Nuovo Brescia: le triangolazioni per cercare l’intesa sul Rigamonti

Le idee sono chiare, il percorso è tracciato e il passo è deciso. Il progetto per il nuovo Brescia sulla carta ha una forma e inizia a intrigare, promettendo di vincere anche le resistenze degli scettici. Ma carta non vince: conteranno i fatti. E quanto il disegno che Giuseppe Pasini ha in testa con la regia-affiancamento del Comune riuscirà a colpire nel segno per tradursi sul serio in quella opportunità per provare a dar vita a un «grande Brescia» come è stato sempre sognato e idealizzato, ma come non era mai stato possibile: purtroppo c’è voluto il devastante scacco matto di Massimo Cellino. Ma tant’è.
Cautela

I primi riscontri per l’idea di trasformazione della FeralpiSalò in altro sono positivi, tuttavia questa è una fase in cui non si può far altro che restare alla finestra e osservare le mosse. Che non possono che essere improntate alla cautela. Perché per quanto il disarmo del già vecchio Brescia sia evidente, ciò che Massimo Cellino ha in testa è fondamentalmente ignoto.
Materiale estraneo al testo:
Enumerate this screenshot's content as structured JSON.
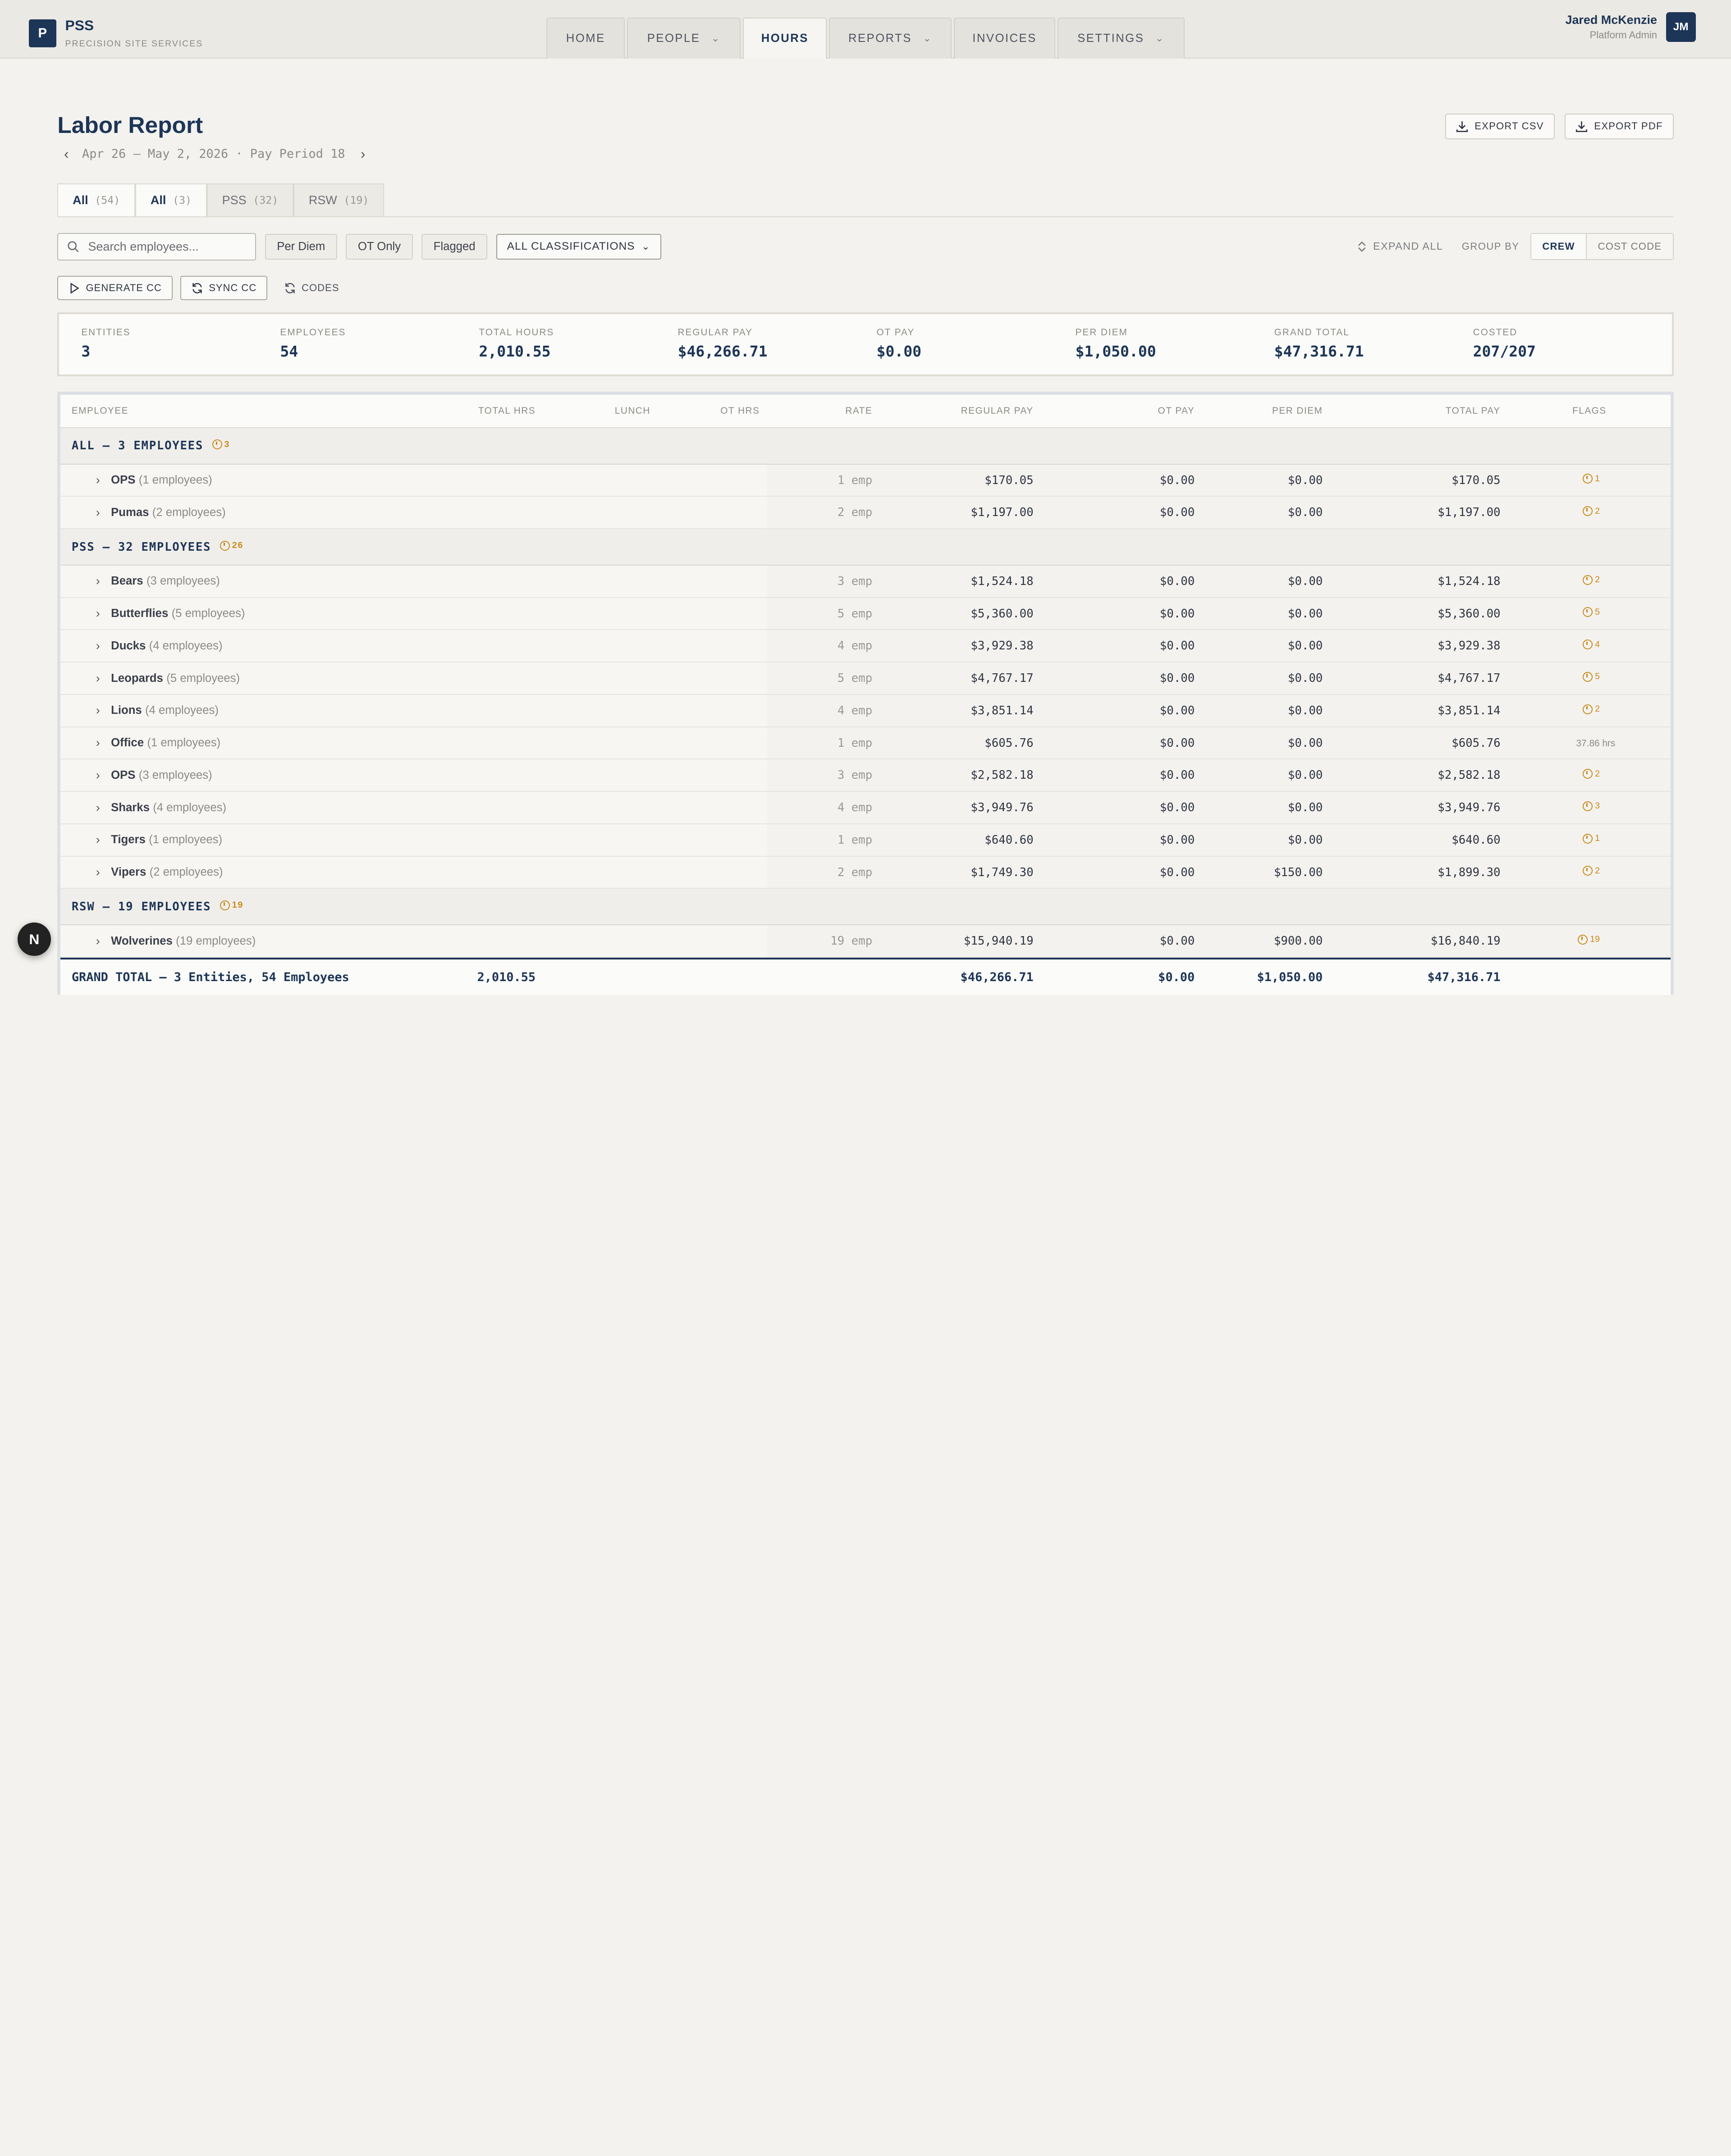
{
  "brand": {
    "logo_letter": "P",
    "name": "PSS",
    "subtitle": "PRECISION SITE SERVICES"
  },
  "nav": [
    {
      "label": "HOME",
      "dropdown": false,
      "active": false
    },
    {
      "label": "PEOPLE",
      "dropdown": true,
      "active": false
    },
    {
      "label": "HOURS",
      "dropdown": false,
      "active": true
    },
    {
      "label": "REPORTS",
      "dropdown": true,
      "active": false
    },
    {
      "label": "INVOICES",
      "dropdown": false,
      "active": false
    },
    {
      "label": "SETTINGS",
      "dropdown": true,
      "active": false
    }
  ],
  "user": {
    "name": "Jared McKenzie",
    "role": "Platform Admin",
    "initials": "JM"
  },
  "page": {
    "title": "Labor Report",
    "period": "Apr 26 – May 2, 2026 · Pay Period 18"
  },
  "exports": {
    "csv": "EXPORT CSV",
    "pdf": "EXPORT PDF"
  },
  "entity_tabs": [
    {
      "label": "All",
      "count": "(54)",
      "active": true
    },
    {
      "label": "All",
      "count": "(3)",
      "active": true
    },
    {
      "label": "PSS",
      "count": "(32)",
      "active": false
    },
    {
      "label": "RSW",
      "count": "(19)",
      "active": false
    }
  ],
  "filters": {
    "search_placeholder": "Search employees...",
    "chips": [
      "Per Diem",
      "OT Only",
      "Flagged"
    ],
    "classification": "ALL CLASSIFICATIONS",
    "expand_all": "EXPAND ALL",
    "group_by_label": "GROUP BY",
    "group_by_options": [
      "CREW",
      "COST CODE"
    ]
  },
  "actions": {
    "generate": "GENERATE CC",
    "sync": "SYNC CC",
    "codes": "CODES"
  },
  "summary": [
    {
      "label": "ENTITIES",
      "value": "3"
    },
    {
      "label": "EMPLOYEES",
      "value": "54"
    },
    {
      "label": "TOTAL HOURS",
      "value": "2,010.55"
    },
    {
      "label": "REGULAR PAY",
      "value": "$46,266.71"
    },
    {
      "label": "OT PAY",
      "value": "$0.00"
    },
    {
      "label": "PER DIEM",
      "value": "$1,050.00"
    },
    {
      "label": "GRAND TOTAL",
      "value": "$47,316.71"
    },
    {
      "label": "COSTED",
      "value": "207/207"
    }
  ],
  "table": {
    "columns": [
      "EMPLOYEE",
      "TOTAL HRS",
      "LUNCH",
      "OT HRS",
      "RATE",
      "REGULAR PAY",
      "OT PAY",
      "PER DIEM",
      "TOTAL PAY",
      "FLAGS"
    ],
    "groups": [
      {
        "title": "ALL — 3 EMPLOYEES",
        "flags": "3",
        "crews": [
          {
            "name": "OPS",
            "count": "(1 employees)",
            "rate": "1 emp",
            "regular": "$170.05",
            "ot": "$0.00",
            "per_diem": "$0.00",
            "total": "$170.05",
            "flag": "1",
            "flag_is_badge": true
          },
          {
            "name": "Pumas",
            "count": "(2 employees)",
            "rate": "2 emp",
            "regular": "$1,197.00",
            "ot": "$0.00",
            "per_diem": "$0.00",
            "total": "$1,197.00",
            "flag": "2",
            "flag_is_badge": true
          }
        ]
      },
      {
        "title": "PSS — 32 EMPLOYEES",
        "flags": "26",
        "crews": [
          {
            "name": "Bears",
            "count": "(3 employees)",
            "rate": "3 emp",
            "regular": "$1,524.18",
            "ot": "$0.00",
            "per_diem": "$0.00",
            "total": "$1,524.18",
            "flag": "2",
            "flag_is_badge": true
          },
          {
            "name": "Butterflies",
            "count": "(5 employees)",
            "rate": "5 emp",
            "regular": "$5,360.00",
            "ot": "$0.00",
            "per_diem": "$0.00",
            "total": "$5,360.00",
            "flag": "5",
            "flag_is_badge": true
          },
          {
            "name": "Ducks",
            "count": "(4 employees)",
            "rate": "4 emp",
            "regular": "$3,929.38",
            "ot": "$0.00",
            "per_diem": "$0.00",
            "total": "$3,929.38",
            "flag": "4",
            "flag_is_badge": true
          },
          {
            "name": "Leopards",
            "count": "(5 employees)",
            "rate": "5 emp",
            "regular": "$4,767.17",
            "ot": "$0.00",
            "per_diem": "$0.00",
            "total": "$4,767.17",
            "flag": "5",
            "flag_is_badge": true
          },
          {
            "name": "Lions",
            "count": "(4 employees)",
            "rate": "4 emp",
            "regular": "$3,851.14",
            "ot": "$0.00",
            "per_diem": "$0.00",
            "total": "$3,851.14",
            "flag": "2",
            "flag_is_badge": true
          },
          {
            "name": "Office",
            "count": "(1 employees)",
            "rate": "1 emp",
            "regular": "$605.76",
            "ot": "$0.00",
            "per_diem": "$0.00",
            "total": "$605.76",
            "flag": "37.86 hrs",
            "flag_is_badge": false
          },
          {
            "name": "OPS",
            "count": "(3 employees)",
            "rate": "3 emp",
            "regular": "$2,582.18",
            "ot": "$0.00",
            "per_diem": "$0.00",
            "total": "$2,582.18",
            "flag": "2",
            "flag_is_badge": true
          },
          {
            "name": "Sharks",
            "count": "(4 employees)",
            "rate": "4 emp",
            "regular": "$3,949.76",
            "ot": "$0.00",
            "per_diem": "$0.00",
            "total": "$3,949.76",
            "flag": "3",
            "flag_is_badge": true
          },
          {
            "name": "Tigers",
            "count": "(1 employees)",
            "rate": "1 emp",
            "regular": "$640.60",
            "ot": "$0.00",
            "per_diem": "$0.00",
            "total": "$640.60",
            "flag": "1",
            "flag_is_badge": true
          },
          {
            "name": "Vipers",
            "count": "(2 employees)",
            "rate": "2 emp",
            "regular": "$1,749.30",
            "ot": "$0.00",
            "per_diem": "$150.00",
            "total": "$1,899.30",
            "flag": "2",
            "flag_is_badge": true
          }
        ]
      },
      {
        "title": "RSW — 19 EMPLOYEES",
        "flags": "19",
        "crews": [
          {
            "name": "Wolverines",
            "count": "(19 employees)",
            "rate": "19 emp",
            "regular": "$15,940.19",
            "ot": "$0.00",
            "per_diem": "$900.00",
            "total": "$16,840.19",
            "flag": "19",
            "flag_is_badge": true
          }
        ]
      }
    ],
    "grand_total": {
      "label": "GRAND TOTAL — 3 Entities, 54 Employees",
      "hours": "2,010.55",
      "regular": "$46,266.71",
      "ot": "$0.00",
      "per_diem": "$1,050.00",
      "total": "$47,316.71"
    }
  },
  "fab_label": "N",
  "colors": {
    "primary": "#1d3557",
    "flag": "#c98a1a",
    "background": "#f3f2ee"
  }
}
Ha in mente qualche giocata? Visto che nessuno, nemmeno i suoi più stretti collaboratori, si aspettavano la fine alla quale ha condannato il club, sbilanciarsi in un senso o nell’altro sarebbe fuori luogo. A esempio: se uffici e store sono stati svuotati e il personale è stato messo in ferie, a Torbole i giardinieri proseguono con i lavori di manutenzione (l’irrigazione era stata sospesa all’interno di un piano di lavoro) e alla sindaca del comune dell’hinterland Roberta Sisti non risultano comunicazioni su ciò che Cellino intende fare del centro sportivo di sua proprietà.
I passaggi
Occorrerà aspettare che scadano i termini – martedì 24 giugno – per l’iscrizione al campionato e che poi il 26 (o 27) il Consiglio Federale comunichi che il «vecchio Brescia» è fuori dai giochi. Cosa che accadrebbe anche se Cellino presentasse l’iscrizione, con o senza ricevute dei pagamenti scaduti il 6 giugno scorso. Ma non si vede il motivo (a meno di un pensiero remoto a un ricorso al Tar) per cui Cellino dovrebbe procedere in tal senso. Una specifica: la matricola del Brescia, essendo lui il proprietario, rimarrebbe in suo possesso. Con annessi crediti maturati dal club, ma anche i relativi debiti.

Dialoghi con la Figc
In attesa di scollinare anche questa ulteriore snervante settimana di attesa, Pasini interagisce con la Figc e anche direttamente col presidente Gabriele Gravina. Concertare i passi e non sbagliare nulla è decisivo anche perché per un trasferimento di sede legale «in corsa» tra due comuni che non sono confinanti come non lo sono Salò e Brescia, serve una apposita deroga del presidente federale. Gli aspetti burocratici insomma non sono soltanto forma, ma sostanza.
Questione stadio
Così come lo è la questione della concessione d’utilizzo dello stadio Rigamonti. Come scrivevamo nei giorni scorsi, sono in atto interlocuzioni tra la «sponda Pasini» e la «sponda Cellino» per trovare un accordo relativo a esempio in relazione a pitch box e curva sud che l’imprenditore sardo potrebbe in un futuro reclamare. In un clima di dialogo potrebbe anche essere valutato il subentro dell’eventuale nuovo soggetto sportivo nel contratto già in essere, perché procedere con revoca o risoluzione potrebbe voler dire dover procedere all’istituzione di un nuovo bando con il timore di dilatare troppo tempi, che peraltro non ci sono.